Ok, I admit it. I’m a unit-tester-aholic. I’m compulsive about it. Sometimes going overboard:

string s = "hello world";
Assert.AreEqual(s, "hello world", "s changed. How about that?");

MbUnit is my friend. I feel a great sense of accomplishment when I can write a fully automated end to end unit test of an email Newsletter mailer. Previously, testing such an app required me to run the code, open up Outlook, check my email, and “uh huh, looks good.&8221; Now, by using a custom SMTP server class running on a separate thread (and on a custom port), my unit test can send a batch of emails and then ask the server if everything looks as its supposed to. “Aye aye. Everything checks out capt’n.”

However, there are certain cases that threaten to cure my obsessive compulsive behavior. For example, unit testing the pathological cases. Now ideally, these cases should happen infrequently enough that perhaps you can let them go. Sweep them under the carpet. Nobody has to know. Besides, who runs out of memory these days?

raising hand Well I did today. And I didn’t have a unit test for it. I could probably be forgiven for this one. I’m writing a Windows service that reads data into 10 DataSets. As each DataSet is read, I asynchronously open an SMTP connection and begin performing a mail-merge on that data set. I made sure to cap the number of concurrent connections to 10.

Now this app passed all my unit tests, but when I deployed it to the production server, it ran out of memory. After some analysis with a memory profiler, I discovered that I had violated Performance Rule #6, “90% of performance problems are designed in, not coded in.”

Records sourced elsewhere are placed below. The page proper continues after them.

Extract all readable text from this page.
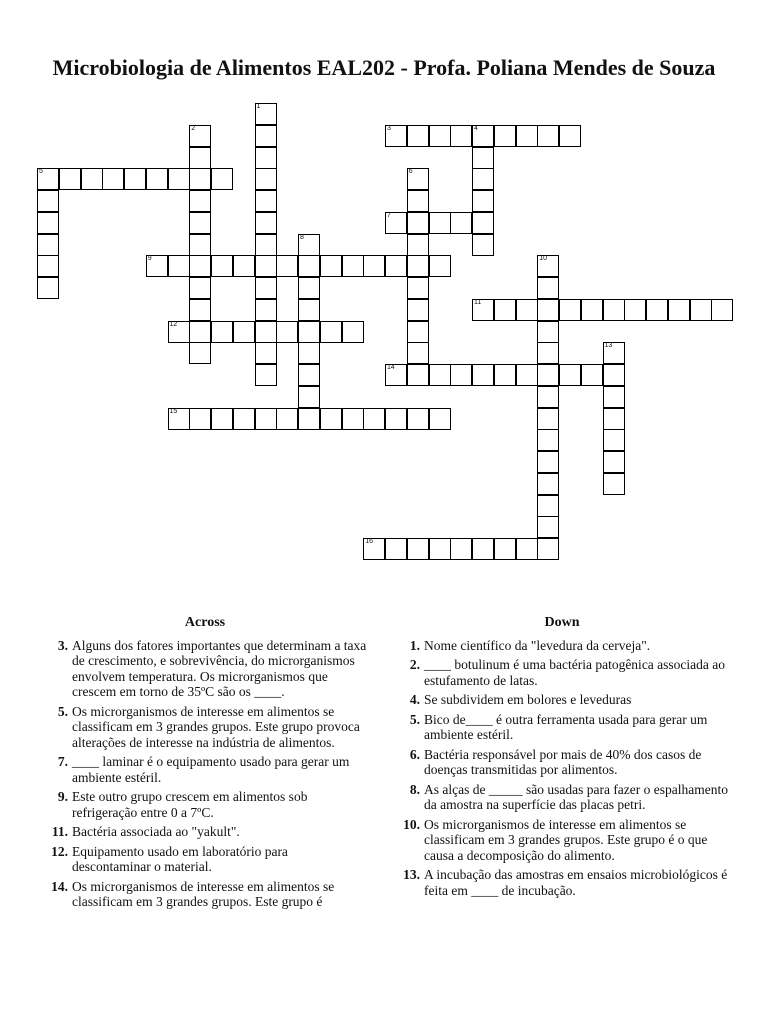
Microbiologia de Alimentos EAL202 - Profa. Poliana Mendes de Souza
1
2	3	4
5	6
7
8
9	10
11
12
13
14
15
16
Across
3. Alguns dos fatores importantes que determinam a taxa de crescimento, e sobrevivência, do microrganismos envolvem temperatura. Os microrganismos que crescem em torno de 35ºC são os ____.
5. Os microrganismos de interesse em alimentos se classificam em 3 grandes grupos. Este grupo provoca alterações de interesse na indústria de alimentos.
7. ____ laminar é o equipamento usado para gerar um ambiente estéril.
9. Este outro grupo crescem em alimentos sob refrigeração entre 0 a 7ºC.
11. Bactéria associada ao "yakult".
12. Equipamento usado em laboratório para descontaminar o material.
14. Os microrganismos de interesse em alimentos se classificam em 3 grandes grupos. Este grupo é
Down
1. Nome científico da "levedura da cerveja".
2. ____ botulinum é uma bactéria patogênica associada ao estufamento de latas.
4. Se subdividem em bolores e leveduras
5. Bico de____ é outra ferramenta usada para gerar um ambiente estéril.
6. Bactéria responsável por mais de 40% dos casos de doenças transmitidas por alimentos.
8. As alças de _____ são usadas para fazer o espalhamento da amostra na superfície das placas petri.
10. Os microrganismos de interesse em alimentos se classificam em 3 grandes grupos. Este grupo é o que causa a decomposição do alimento.
13. A incubação das amostras em ensaios microbiológicos é feita em ____ de incubação.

Each chunk of data I read in from the database is wrapped in a RecipientBundle class. The service then gives this class to an SmtpPool class which then schedules it to be sent on an available thread. The SmtpPool class keeps an ArrayList of the scheduled bundles to avoid sending duplicate bundles.

Hopefully you see the problem with this approach. I had a complete brain shutdown when I wrote the code to add the bundle to the ArrayList. Since the ArrayList is only used to avoid duplicate bundles, all that is necessary is to store the ID of the bundle. By adding the bundle, the ArrayList is holding a reference to the bundle, thus making sure it never gets garbage collected until the entire mailing is complete. Bad move. These bundles should be generation 0 objects. Created, sent, garbage collected.

So in any case, I’m thinking about whether or not I should write a unit case for dealing with OutOfMemoryExceptions. There are a lot of difficulties in doing so. Typically, for a case like this, I will try to write a unit test that fakes it. I will talk about how I do that later.

I already have a unit test for dealing with the ThreadAbortException. That’s also a story for another time as there are several difficulties with deaing with the ThreadAbortException. For example, it doesn’t seem to get raised in my methods that are running asynchronously. They just seem to die without a whimper. Also, there’s a slight issue with the CLR such that the finally block isn’t guaranteed to execute.